You shouldn't have painful cramping or bloating tied to going.

"If you're going every day, but you're bloated and uncomfortable all the time, and it seems to be tied to your bowel movements, that's not normal to me." While Pasricha said a lot of people experience cramping or pain associated with going, she said it's worth talking to your doctor about, even if it's relieved after a big poop.

Pooping shouldn't hijack your day.

She described patients who poop once a day, but spend 45 minutes in the bathroom that derails their families plans for the day. While the frequency looks fine on paper, it's not healthy for your whole morning to revolve around the toilet. Your bathroom habits should fit into your life, not the other way around.

Blood in your stool is a major warning sign.

This is the one Pasricha was most emphatic about. "Even if it's painless, blood in your stool is never normal," she told me. She said she hears this all the time in her clinic, especially from younger patients who see blood and assume it's just a hemorrhoid. And she's not dismissing that, the most likely explanation often is a hemorrhoid. But her point is that you should have a doctor actually look at it before you spend the rest of your life dismissing blood as nothing.

As we see a rise in early-onset colorectal cancer, it's not the moment to assume everything is fine. Even if it's painless, even if it's just a small streak, get it checked. It's probably something benign.

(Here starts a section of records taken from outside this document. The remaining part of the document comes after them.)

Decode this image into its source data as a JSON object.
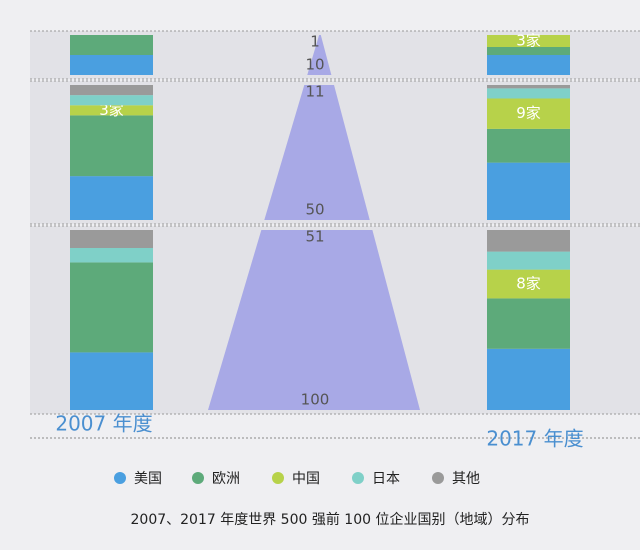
{
  "chart_data": {
    "type": "bar",
    "stacked": true,
    "title": "2007、2017 年度世界 500 强前 100 位企业国别（地域）分布",
    "categories": [
      "2007 年度",
      "2017 年度"
    ],
    "panels": [
      {
        "ranks": [
          1,
          10
        ]
      },
      {
        "ranks": [
          11,
          50
        ]
      },
      {
        "ranks": [
          51,
          100
        ]
      }
    ],
    "series": [
      {
        "name": "美国",
        "color": "#4a9fe0",
        "values": [
          [
            5,
            5
          ],
          [
            13,
            17
          ],
          [
            16,
            17
          ]
        ]
      },
      {
        "name": "欧洲",
        "color": "#5daa7a",
        "values": [
          [
            5,
            2
          ],
          [
            18,
            10
          ],
          [
            25,
            14
          ]
        ]
      },
      {
        "name": "中国",
        "color": "#b7d24a",
        "values": [
          [
            0,
            3
          ],
          [
            3,
            9
          ],
          [
            0,
            8
          ]
        ],
        "value_labels": [
          [
            null,
            "3家"
          ],
          [
            "3家",
            "9家"
          ],
          [
            null,
            "8家"
          ]
        ]
      },
      {
        "name": "日本",
        "color": "#7fd0c8",
        "values": [
          [
            0,
            0
          ],
          [
            3,
            3
          ],
          [
            4,
            5
          ]
        ]
      },
      {
        "name": "其他",
        "color": "#9a9a9a",
        "values": [
          [
            0,
            0
          ],
          [
            3,
            1
          ],
          [
            5,
            6
          ]
        ]
      }
    ]
  }
}
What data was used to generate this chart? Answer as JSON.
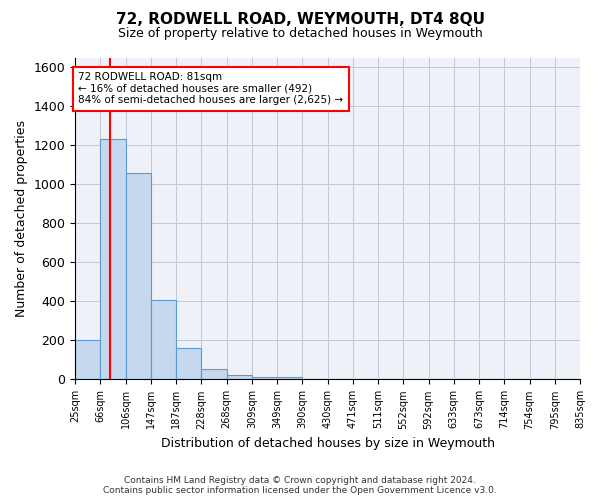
{
  "title": "72, RODWELL ROAD, WEYMOUTH, DT4 8QU",
  "subtitle": "Size of property relative to detached houses in Weymouth",
  "xlabel": "Distribution of detached houses by size in Weymouth",
  "ylabel": "Number of detached properties",
  "bin_labels": [
    "25sqm",
    "66sqm",
    "106sqm",
    "147sqm",
    "187sqm",
    "228sqm",
    "268sqm",
    "309sqm",
    "349sqm",
    "390sqm",
    "430sqm",
    "471sqm",
    "511sqm",
    "552sqm",
    "592sqm",
    "633sqm",
    "673sqm",
    "714sqm",
    "754sqm",
    "795sqm",
    "835sqm"
  ],
  "bar_values": [
    200,
    1230,
    1060,
    405,
    160,
    55,
    25,
    15,
    10,
    0,
    0,
    0,
    0,
    0,
    0,
    0,
    0,
    0,
    0,
    0
  ],
  "bar_color": "#c5d8ed",
  "bar_edge_color": "#5b9bd5",
  "ylim": [
    0,
    1650
  ],
  "yticks": [
    0,
    200,
    400,
    600,
    800,
    1000,
    1200,
    1400,
    1600
  ],
  "annotation_text": "72 RODWELL ROAD: 81sqm\n← 16% of detached houses are smaller (492)\n84% of semi-detached houses are larger (2,625) →",
  "footer_line1": "Contains HM Land Registry data © Crown copyright and database right 2024.",
  "footer_line2": "Contains public sector information licensed under the Open Government Licence v3.0.",
  "grid_color": "#c0c8d8",
  "background_color": "#eef2f8"
}
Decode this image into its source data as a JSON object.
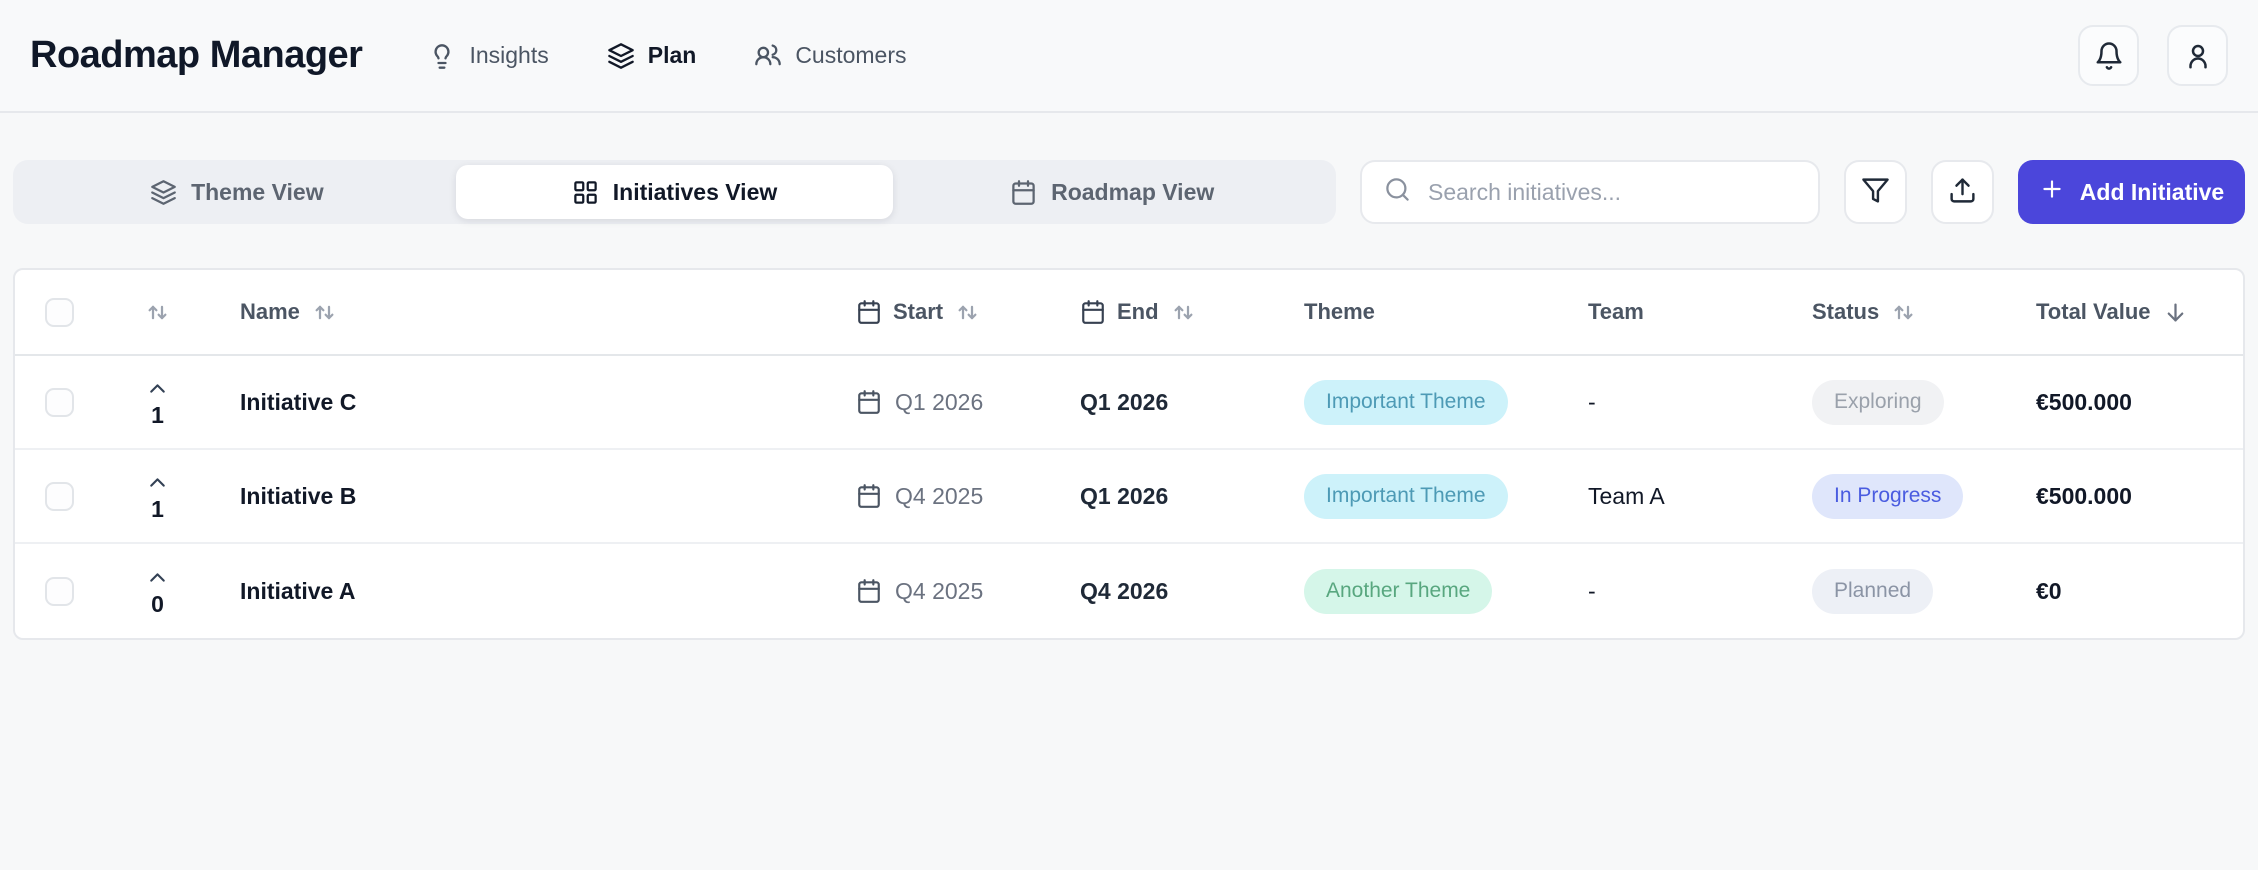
{
  "app": {
    "title": "Roadmap Manager"
  },
  "header": {
    "nav_items": [
      {
        "label": "Insights",
        "icon": "lightbulb",
        "active": false
      },
      {
        "label": "Plan",
        "icon": "layers",
        "active": true
      },
      {
        "label": "Customers",
        "icon": "users",
        "active": false
      }
    ],
    "actions": [
      {
        "name": "notifications",
        "icon": "bell"
      },
      {
        "name": "account",
        "icon": "user"
      }
    ]
  },
  "toolbar": {
    "view_tabs": [
      {
        "label": "Theme View",
        "icon": "layers",
        "active": false
      },
      {
        "label": "Initiatives View",
        "icon": "grid",
        "active": true
      },
      {
        "label": "Roadmap View",
        "icon": "calendar",
        "active": false
      }
    ],
    "search": {
      "placeholder": "Search initiatives...",
      "value": ""
    },
    "filter_button": {
      "icon": "filter"
    },
    "export_button": {
      "icon": "upload"
    },
    "add_button": {
      "label": "Add Initiative",
      "icon": "plus"
    }
  },
  "table": {
    "columns": [
      {
        "key": "votes",
        "label": "",
        "sort": "both"
      },
      {
        "key": "name",
        "label": "Name",
        "sort": "both"
      },
      {
        "key": "start",
        "label": "Start",
        "icon": "calendar",
        "sort": "both"
      },
      {
        "key": "end",
        "label": "End",
        "icon": "calendar",
        "sort": "both"
      },
      {
        "key": "theme",
        "label": "Theme"
      },
      {
        "key": "team",
        "label": "Team"
      },
      {
        "key": "status",
        "label": "Status",
        "sort": "both"
      },
      {
        "key": "value",
        "label": "Total Value",
        "sort": "desc"
      }
    ],
    "rows": [
      {
        "votes": "1",
        "name": "Initiative C",
        "start": "Q1 2026",
        "end": "Q1 2026",
        "theme": {
          "label": "Important Theme",
          "bg": "#cdf2fa",
          "color": "#4d9ab5"
        },
        "team": "-",
        "status": {
          "label": "Exploring",
          "bg": "#f1f2f4",
          "color": "#9aa1ab"
        },
        "value": "€500.000"
      },
      {
        "votes": "1",
        "name": "Initiative B",
        "start": "Q4 2025",
        "end": "Q1 2026",
        "theme": {
          "label": "Important Theme",
          "bg": "#cdf2fa",
          "color": "#4d9ab5"
        },
        "team": "Team A",
        "status": {
          "label": "In Progress",
          "bg": "#dfe6fb",
          "color": "#4a5ce0"
        },
        "value": "€500.000"
      },
      {
        "votes": "0",
        "name": "Initiative A",
        "start": "Q4 2025",
        "end": "Q4 2026",
        "theme": {
          "label": "Another Theme",
          "bg": "#d5f6e9",
          "color": "#58a77f"
        },
        "team": "-",
        "status": {
          "label": "Planned",
          "bg": "#edf0f6",
          "color": "#8b94a5"
        },
        "value": "€0"
      }
    ]
  },
  "colors": {
    "accent": "#4b46db",
    "page_bg": "#f7f8f9",
    "card_bg": "#ffffff",
    "border": "#e6e8ec",
    "text_primary": "#111827",
    "text_secondary": "#6b7280"
  }
}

But "probably" isn't good enough when the alternative is missing something serious.

How you can actually improve your bowel movements

While some of these signs of unhealthy pooping may warrant a doctor's visit (like blood in your stool), Pasricha also shared a lot of practical advice for improving your bowel movements on your own. Here's what she recommends:

  • Raise your knees above your waist. Modern toilets aren't designed for optimal pooping. When your knees are lower than your hips, a muscle acts like a sling around the colon, creating a kink that makes it harder to go. Elevating your feet on a stool straightens things out and makes the whole process easier. Pasricha said this one change alone can make a noticeable difference.
  • Increase your fiber. This is the one she comes back to most. She recommends spreading fiber throughout the day, starting with a high-fiber breakfast, and supplementing with psyllium husk on days when you fall short. If you need ideas for incorporating more fiber into your meals, here are some simple ways to get things moving.
  • Reduce stress where you can. Stress has a direct effect on the gut, and she includes it in her standard list of things to address when patients can't figure out what's going wrong.

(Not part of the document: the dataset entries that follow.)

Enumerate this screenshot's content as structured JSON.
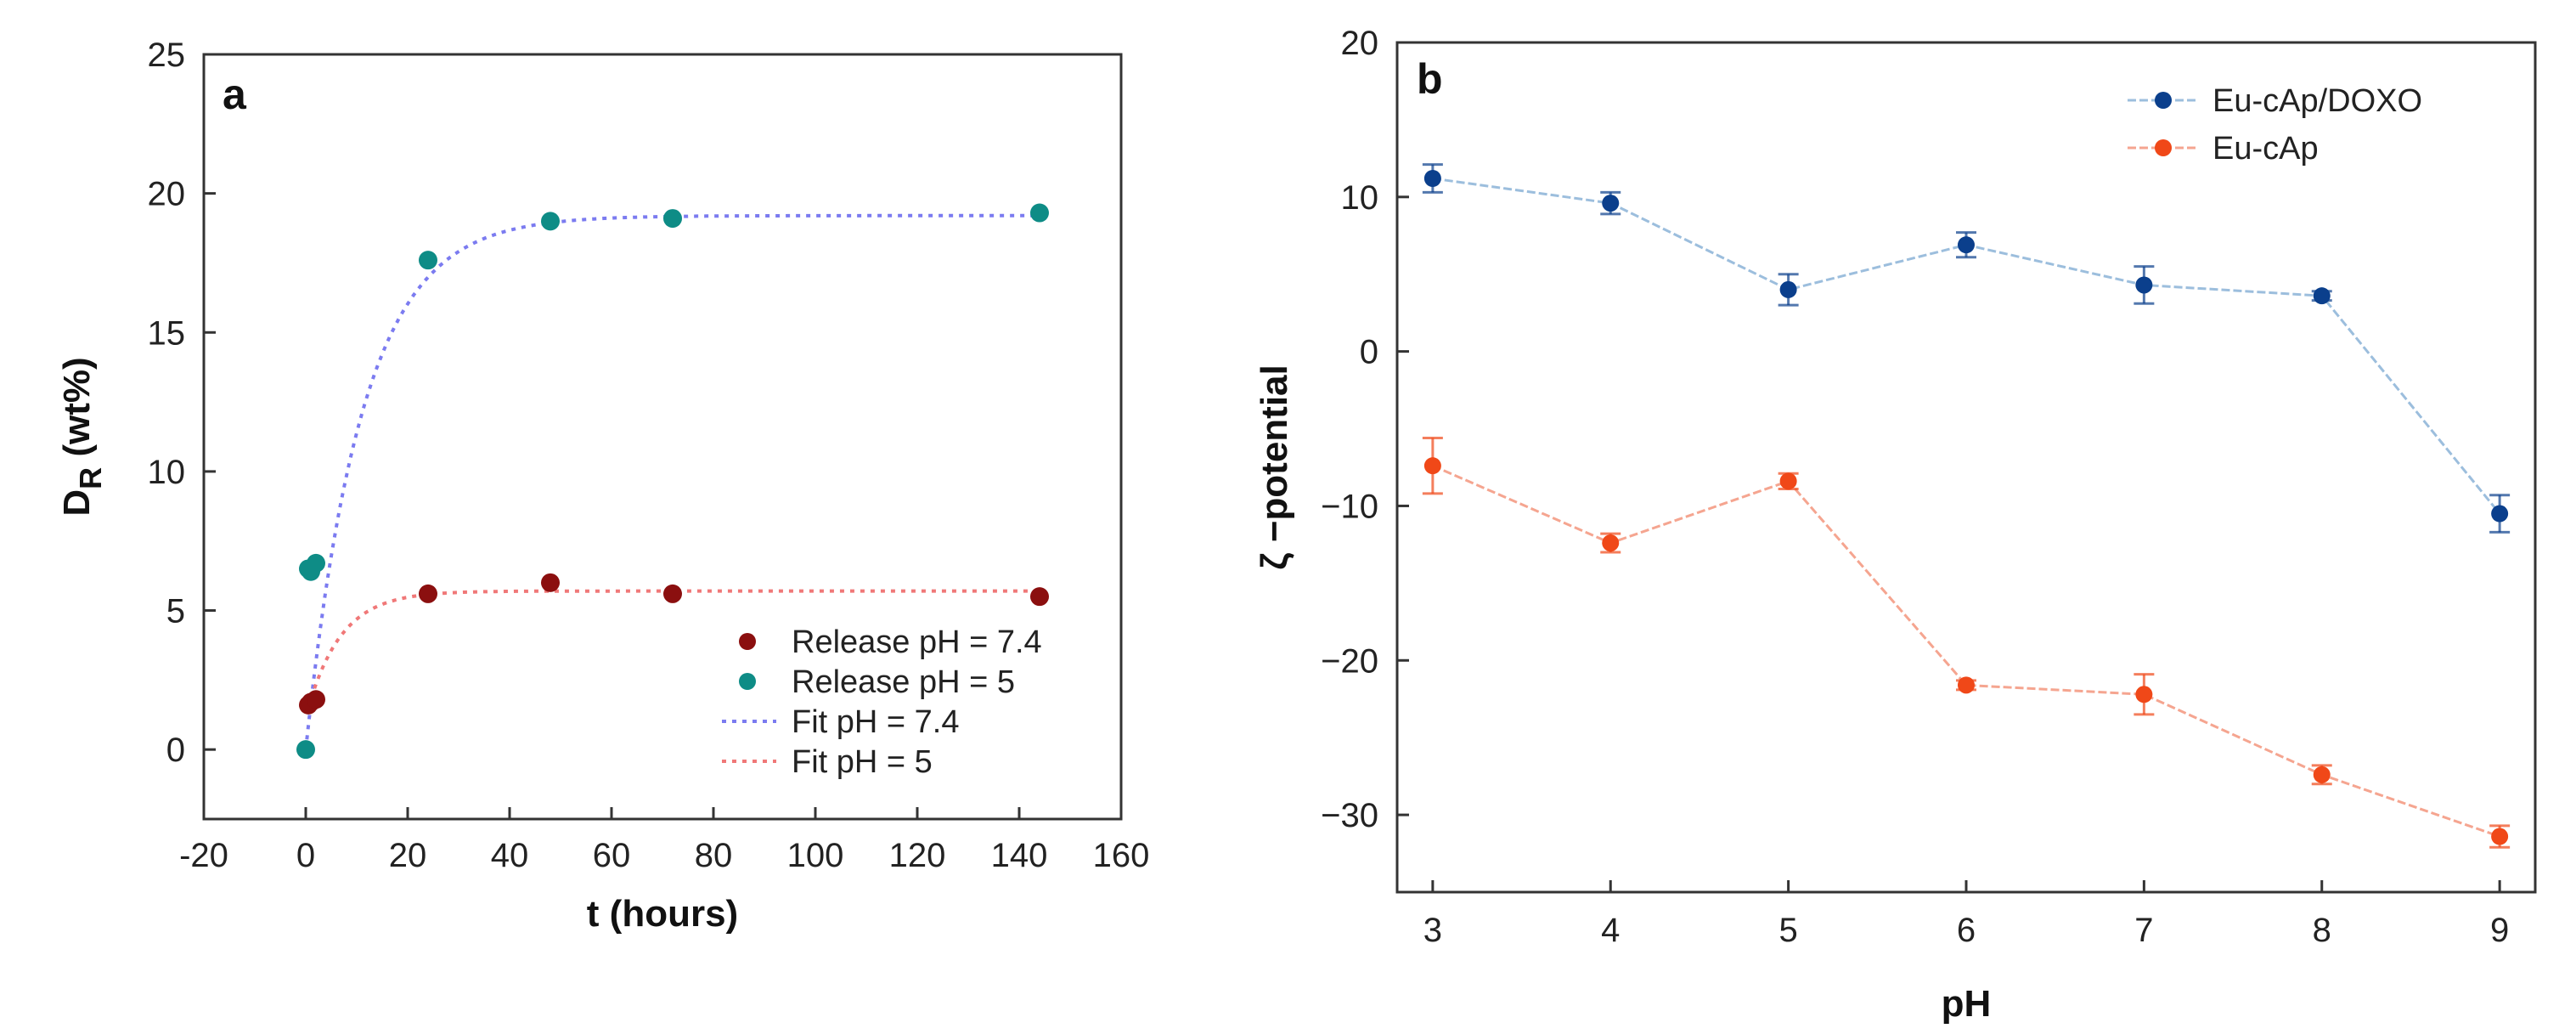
{
  "chart_data": [
    {
      "panel": "a",
      "type": "scatter",
      "title": "",
      "xlabel": "t (hours)",
      "ylabel": {
        "main": "D",
        "sub": "R",
        "unit": " (wt%)"
      },
      "xlim": [
        -20,
        160
      ],
      "ylim": [
        -2.5,
        25
      ],
      "xticks": [
        -20,
        0,
        20,
        40,
        60,
        80,
        100,
        120,
        140,
        160
      ],
      "yticks": [
        0,
        5,
        10,
        15,
        20,
        25
      ],
      "grid": false,
      "legend_position": "bottom-right",
      "series": [
        {
          "name": "Release pH = 7.4",
          "kind": "points",
          "color": "#8B0F0F",
          "x": [
            0.5,
            1,
            2,
            24,
            48,
            72,
            144
          ],
          "y": [
            1.6,
            1.7,
            1.8,
            5.6,
            6.0,
            5.6,
            5.5
          ]
        },
        {
          "name": "Release pH = 5",
          "kind": "points",
          "color": "#0E8C86",
          "x": [
            0,
            0.5,
            1,
            2,
            24,
            48,
            72,
            144
          ],
          "y": [
            0.0,
            6.5,
            6.4,
            6.7,
            17.6,
            19.0,
            19.1,
            19.3
          ]
        },
        {
          "name": "Fit pH = 7.4",
          "kind": "fit",
          "color": "#7B7BF0",
          "asymptote": 19.2,
          "offset": 0,
          "rate": 0.09,
          "x0": 0
        },
        {
          "name": "Fit pH = 5",
          "kind": "fit",
          "color": "#F07878",
          "asymptote": 5.7,
          "offset": 1.5,
          "rate": 0.15,
          "x0": 0.5
        }
      ]
    },
    {
      "panel": "b",
      "type": "line",
      "title": "",
      "xlabel": "pH",
      "ylabel": "ζ −potential",
      "xlim": [
        2.8,
        9.2
      ],
      "ylim": [
        -35,
        20
      ],
      "xticks": [
        3,
        4,
        5,
        6,
        7,
        8,
        9
      ],
      "yticks": [
        -30,
        -20,
        -10,
        0,
        10,
        20
      ],
      "grid": false,
      "legend_position": "top-right",
      "x": [
        3,
        4,
        5,
        6,
        7,
        8,
        9
      ],
      "series": [
        {
          "name": "Eu-cAp/DOXO",
          "color": "#0B3F8C",
          "line_color": "#9CBEDD",
          "values": [
            11.2,
            9.6,
            4.0,
            6.9,
            4.3,
            3.6,
            -10.5
          ],
          "errors": [
            0.9,
            0.7,
            1.0,
            0.8,
            1.2,
            0.3,
            1.2
          ]
        },
        {
          "name": "Eu-cAp",
          "color": "#F04818",
          "line_color": "#F5A590",
          "values": [
            -7.4,
            -12.4,
            -8.4,
            -21.6,
            -22.2,
            -27.4,
            -31.4
          ],
          "errors": [
            1.8,
            0.6,
            0.5,
            0.3,
            1.3,
            0.6,
            0.7
          ]
        }
      ]
    }
  ]
}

If you want to do a full gut reset, Pasricha recommends cutting back on ultra-processed foods, alcohol and NSAIDs for 30 days. All three of these things can damage the gut lining over time. It's unrealistic to cut them out completely, but a 30-day experiment of minimizing all three can be helpful to see what your real baseline feels like.

The takeaway

The thing that stuck with me most from this conversation isn't any single tip—it's Pasricha's framing. Comfort is the metric. Your bathroom habits should fit into your life quietly and easily, without pain, without drama, without a 45-minute production. If they don't, that's worth paying attention to.

And if there's ever blood, don't wait. It's probably nothing serious. But "probably" isn't a good enough reason to ignore it.